Region will get nation's first forest rescue site
Greenpeace chose Southern Oregon to launch an education center and campaign hub to protect public old-growth forests
GRANTS PASS ' In a move that promises to focus the national environmental spotlight on the region, Greenpeace will open its first forest rescue station in the United States on public land in Josephine County on Tuesday.
The mobile station, whose location the group is keeping mum until Tuesday morning, will serve as an education center and campaign hub for the global group, which is calling for a moratorium on logging federal forestlands.
In addition to working with local environmental groups to protect and restore what they describe as endangered forests of international significance, organizers plan a summer of peaceful protests.
They have taken the public out of the public process, said Ginger Cassady, a forest campaign organizer for Greenpeace. We're getting to the point where going to the front lines is really the only thing we have left to do.
People have gone through the public comment process. People have gone through the legal process. People have done every single thing they have been told to do on how to have a voice on managing public land.
— But their concerns are being ignored, Cassady said.
People don't know what else to do at this point, she said. Greenpeace is going to put the public back in the public process.
If that means us getting on the front lines, then that's going to have to happen, she added.
Although Greenpeace, which has some 250,000 members nationwide, may be better known for protecting whales, it has spent years protecting endangered forests, said group spokeswoman Celia Alario.
If you think of the classic image of Greenpeace, of David and Goliath, a large whaling ship and a small Zodiac, people with their bodies between the whales and the harpoons, you can translate that into what will be happening in the ancient forests, Alario said. In this case, people will be out there putting their bodies between the chainsaws and the ancient forests.
The work of Greenpeace is to pick some of the most important ecological places in the world and spotlight them, she added. We could be anywhere this summer. We're here. That's a testament to how important this area is.
Steve Shrader, chief law enforcement ranger for the Bureau of Land Management's Medford District, said his agency hadn't heard about the Greenpeace station until contacted by the Mail Tribune Wednesday afternoon.
But the bottom line, from the law enforcement point of view, is to make sure the activities are safe and don't interfere with other people's activities, he said. In the past, we've always tried to provide areas for people to exercise their First Amendment rights.
But the group must also abide by federal land regulations that restrict camping to no more than 14 days at a time during a 90-day period in the district, he noted.
In the Siskiyou and Rogue River national forests, campers are restricted to no more than 14 days per calendar year, according to spokeswoman Mary Marrs. Special use permits are also required for large groups, she added.
Greenpeace hasn't contacted the Forest Service about the station, she said.
The organization is holding a news conference in Washington, D.C., this morning to announce the creation of the station and other actions being taken by the group.
The station is a solar-powered facility which consists of several giant domes, organizers said.
Imagine a giant M&M that is 24 feet in diameter ' green one and a blue one, Alario said, noting that a fire truck will be stationed at the site. The group will adhere to agency regulations, she added.

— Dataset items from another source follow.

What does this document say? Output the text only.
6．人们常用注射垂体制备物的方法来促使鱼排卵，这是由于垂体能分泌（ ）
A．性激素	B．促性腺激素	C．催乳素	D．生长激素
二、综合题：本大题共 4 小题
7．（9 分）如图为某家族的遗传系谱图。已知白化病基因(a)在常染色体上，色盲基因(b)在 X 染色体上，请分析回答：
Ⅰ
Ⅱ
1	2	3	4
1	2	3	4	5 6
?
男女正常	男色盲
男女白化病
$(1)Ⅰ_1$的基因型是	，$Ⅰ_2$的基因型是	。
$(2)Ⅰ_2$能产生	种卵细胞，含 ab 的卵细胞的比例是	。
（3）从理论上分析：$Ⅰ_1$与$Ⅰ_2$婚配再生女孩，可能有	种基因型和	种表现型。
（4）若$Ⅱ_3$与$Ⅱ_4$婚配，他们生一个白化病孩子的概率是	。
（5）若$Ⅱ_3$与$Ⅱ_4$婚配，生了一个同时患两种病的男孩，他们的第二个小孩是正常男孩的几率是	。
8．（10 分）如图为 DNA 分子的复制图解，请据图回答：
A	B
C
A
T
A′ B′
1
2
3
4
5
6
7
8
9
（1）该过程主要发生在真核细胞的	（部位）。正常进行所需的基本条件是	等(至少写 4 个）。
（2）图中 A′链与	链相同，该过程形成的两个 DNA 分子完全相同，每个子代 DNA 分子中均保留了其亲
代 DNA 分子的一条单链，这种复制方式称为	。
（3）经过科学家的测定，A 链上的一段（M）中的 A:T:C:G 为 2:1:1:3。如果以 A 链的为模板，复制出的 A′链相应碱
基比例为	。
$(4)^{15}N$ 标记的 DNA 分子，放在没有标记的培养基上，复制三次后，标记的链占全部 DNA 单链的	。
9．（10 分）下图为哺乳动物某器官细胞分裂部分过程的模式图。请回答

Our purpose is to highlight this particular place, she said. This whole area is emblematic of some of the most important ancient forests left on public lands. This area is representative of the Bush rollback of environmental policies.
Greenpeace intends to ask timber firms this summer not to bid on public land sales containing ancient or old-growth timber. They also will ask other firms to use only timber that is certified as being harvested by environmentally friendly methods.
For a decade or more, the issue has been framed as environmentalists versus loggers, Alario said. The issue really is wealthy timber barons, big corporations and a greedy administration against loggers, small communities that want clean water and every taxpayer in America.
So we don't see ourselves as pitted against the loggers, she added.
Alario noted that many rural communities have come up with plans to restore forest health while providing jobs.
They are doing the numbers, figuring out how to create meaningful jobs in the forests while restoring the eco system, she said. People are developing detailed solutions at the community level.
Those community efforts include a diverse group of people of all political backgrounds, from conservative to liberal, who are concerned about forest health and protecting the environment, Alario said.
The chorus is growing, and it's not just the usual suspects, she said.
Protests will be used as a last resort, Cassady and Alario said, reiterating the focus on non-violent action.
We will be highlighting some specific timber sales throughout the Pacific Northwest, Cassady said. These will be egregious examples of logging. We will be heading to the front lines to defend those areas.
I do see a lot of people coming from throughout the country to protect these last wild places, she added. That will take many different forms. The role Greenpeace is going to play is putting the spotlight on these areas and highlighting the assaults on public lands.